Zaíde ibne Suane
Zaíde ibne Suane (em árabe: زيد بن صوحان; romaniz.: Zayd ibn Suḥān) foi um companheiro do profeta islâmico Maomé.
Vida
Zaíde ibne Suane era um dos notáveis dos abuceus e aceitou o Islã ainda no período de Maomé, embora não tenha chegado a vê-lo. A informação segundo a qual teria sido enviado como emissário ao profeta (Ibne Açaquir, XIX.429) não foi aceita. Em razão de sua profunda admiração por Salmã, o Persa, a quem serviu como discípulo por longo tempo em Almadaim, passou também a usar a cúnia Abu Salmã (Ibne Hajar, I.583). Após a conquista do Iraque, estabeleceu-se em Cufa. No califado de Omar (r. 634–644), integrou a delegação que se deslocou de Cufa a Medina; encontrou-se com o califa e obteve sua aprovação. Omar, que se expressou de modo elogioso a seu respeito, recomendou também às pessoas ao seu redor que lhe demonstrassem consideração. Nesse período, participou das batalhas de Cadésia, Jalula e Niavende. Em uma dessas batalhas — Cadésia (Ibne Hajar, I.583), Jalula (Ibne Abede Albar, I.557) ou Niavende (Ibne Sade, VI.124) — perdeu a mão esquerda. Durante o governo de Salmã em Almadaim, ingressou, juntamente com seu irmão Sassa, no círculo de discípulos de Salmã, sofrendo grande influência sua em diversos aspectos. Em certo momento, dedicou-se a uma vida ascética e a práticas devocionais voluntárias e negligenciou sua família; Salmã advertiu-o então de que o excesso na adoração, a ponto de colocar a família em dificuldade, não era religiosamente apropriado. No mesmo período, por ordem de Salmã, passou a fazer exortações antes da oração de sexta-feira, ministrou aulas de Alcorão sob sua supervisão e atuou como imã.[1]
No tempo de Otomão (r. 644–656), esteve entre os opositores descontentes com a administração e, segundo algumas narrativas, entre aqueles que dirigiram advertências ao califa. No ano 33 (653–654), quando certas palavras e atitudes do governador de Cufa, Saíde ibne Alas, provocaram tumultos na cidade, integrou o grupo de nove ou dez pessoas que, acusadas de instigar os acontecimentos, foram exiladas para Damasco por ordem do califa (Ibne Catir, X.258–260). O governador de Damasco, Moáuia ibne Abi Sufiane, permitiu algum tempo depois que deixassem a cidade.
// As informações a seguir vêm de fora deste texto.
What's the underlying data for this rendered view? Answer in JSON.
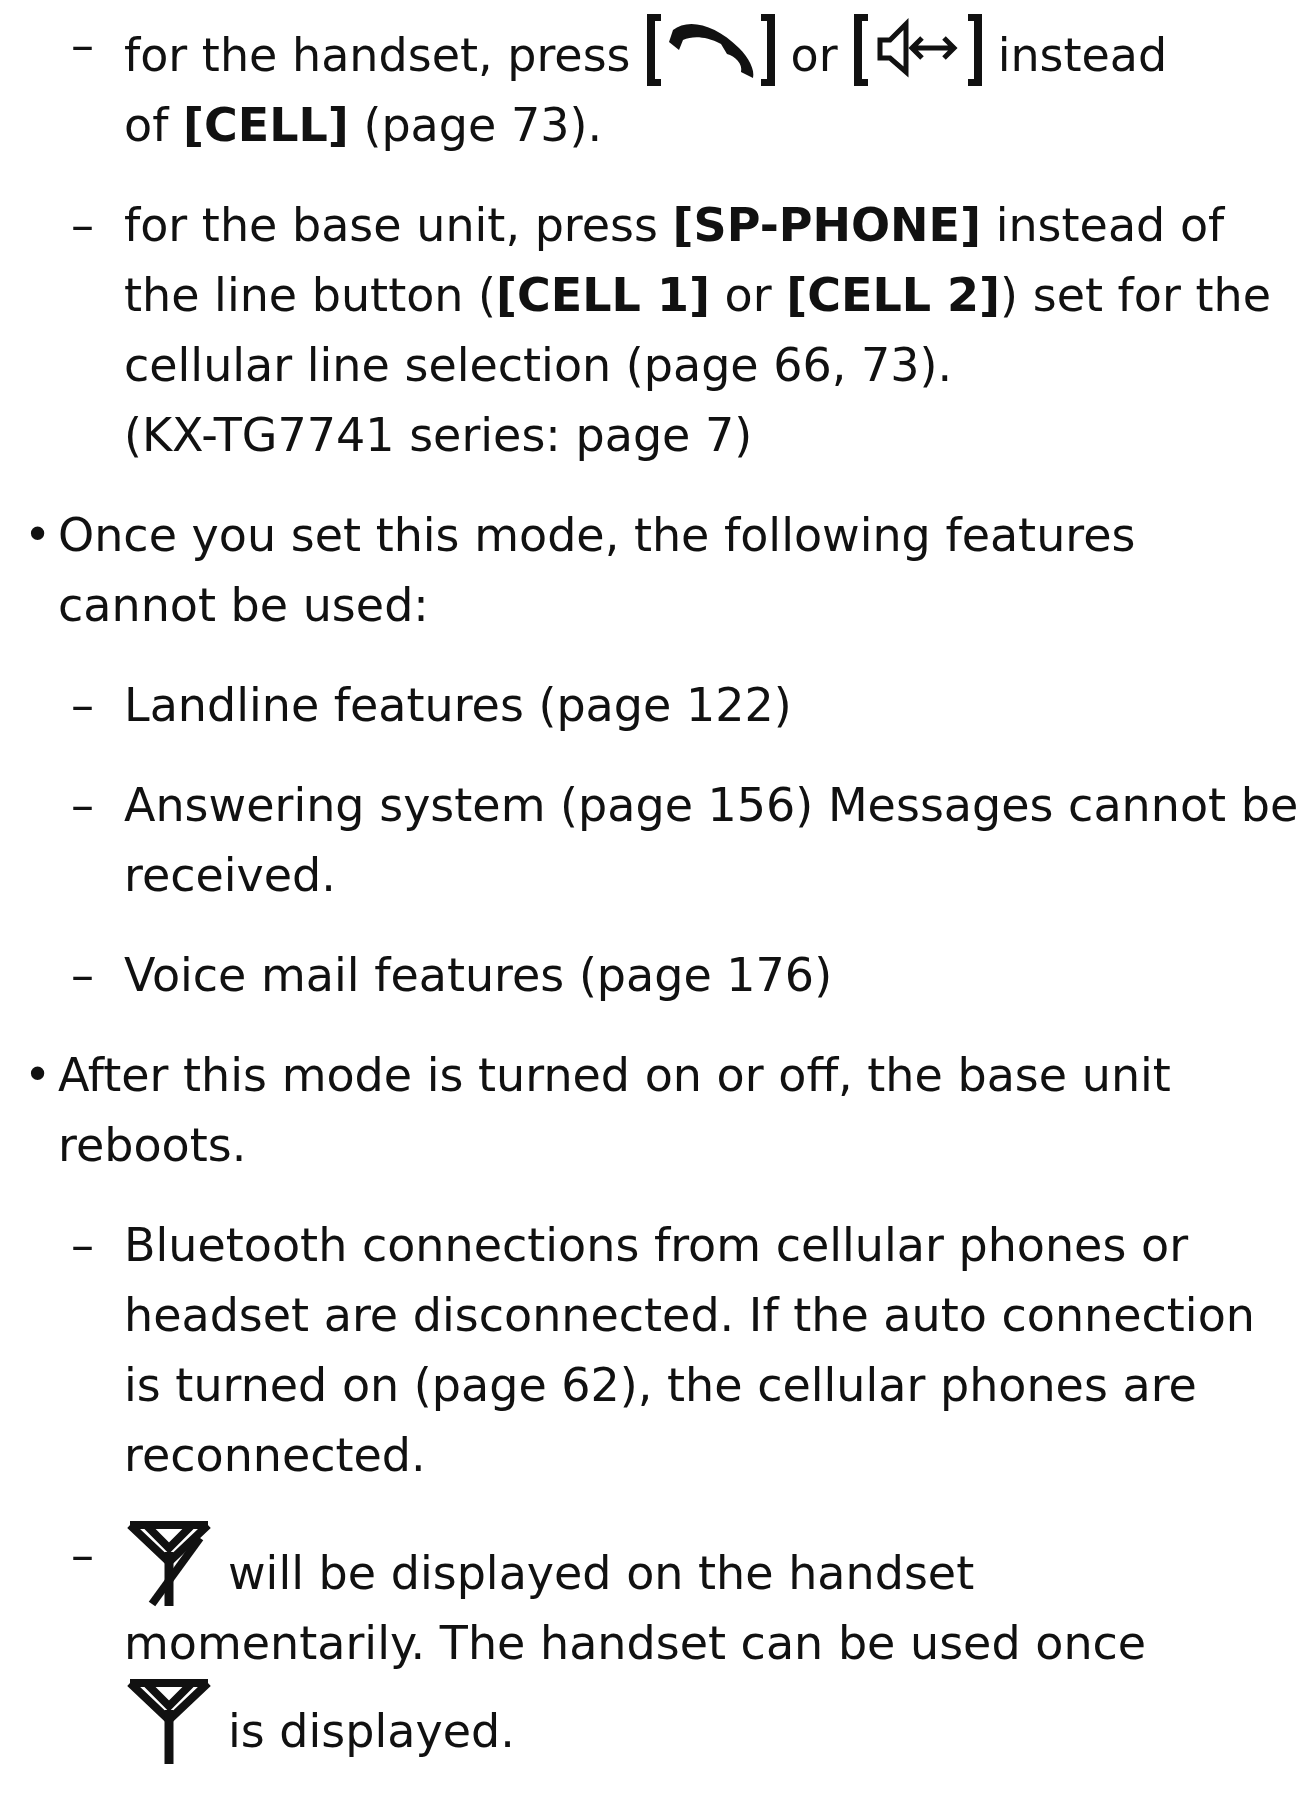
{
  "items": [
    {
      "kind": "dash-keys",
      "marker": "–",
      "lines": [
        "for the handset, press",
        "or",
        "instead",
        "of **[CELL]** (page 73)."
      ]
    },
    {
      "kind": "dash",
      "marker": "–",
      "lines": [
        "for the base unit, press **[SP-PHONE]** instead of the line button (**[CELL 1]** or **[CELL 2]**) set for the cellular line selection (page 66, 73).",
        "(KX-TG7741 series: page 7)"
      ]
    },
    {
      "kind": "bullet",
      "marker": "•",
      "lines": [
        "Once you set this mode, the following features cannot be used:"
      ]
    },
    {
      "kind": "dash",
      "marker": "–",
      "lines": [
        "Landline features (page 122)"
      ]
    },
    {
      "kind": "dash",
      "marker": "–",
      "lines": [
        "Answering system (page 156) Messages cannot be received."
      ]
    },
    {
      "kind": "dash",
      "marker": "–",
      "lines": [
        "Voice mail features (page 176)"
      ]
    },
    {
      "kind": "bullet",
      "marker": "•",
      "lines": [
        "After this mode is turned on or off, the base unit reboots."
      ]
    },
    {
      "kind": "dash",
      "marker": "–",
      "lines": [
        "Bluetooth connections from cellular phones or headset are disconnected. If the auto connection is turned on (page 62), the cellular phones are reconnected."
      ]
    },
    {
      "kind": "dash-antenna",
      "marker": "–",
      "lines": [
        "will be displayed on the handset",
        "momentarily. The handset can be used once",
        "is displayed."
      ]
    }
  ]
}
Embora os membros do grupo tivessem enviado um representante a Otomão, prometendo não retomar suas atividades anteriores, ao regressarem a Cufa voltaram a agir em oposição. Entre os insurgentes que, vindos de várias cidades, se reuniram diante de Medina com o objetivo de afastar Otomão do califado, Zaíde figurava como um dos líderes dos cufanos. Narra-se que, no dia em que Otomão foi martirizado, Zaíde teria dito: "Hoje foi lançada entre as pessoas uma semente de ódio tal que, até o Dia da Ressurreição, não conseguirão mais amar-se mutuamente” (Ibne Catir, X.277–278, 339). Durante as perturbações posteriores, recusou tanto a proposta de Aixa para juntar-se a ela quanto o convite para permanecer em Cufa fazendo propaganda contra Ali. Na Batalha do Camelo, em que combateu ao lado de Ali, foi um dos porta-estandartes dos abuceus. Ele e seu irmão Saiane morreram nesse confronto (36/656). Relata-se que, nos momentos finais, expressou arrependimento por suas ações contra Otomão (Ibne Açaquir, XIX.445), e que Aixa, ao receber a notícia de sua morte, manifestou tristeza (Ibne Abede Albar, I, 557).[2]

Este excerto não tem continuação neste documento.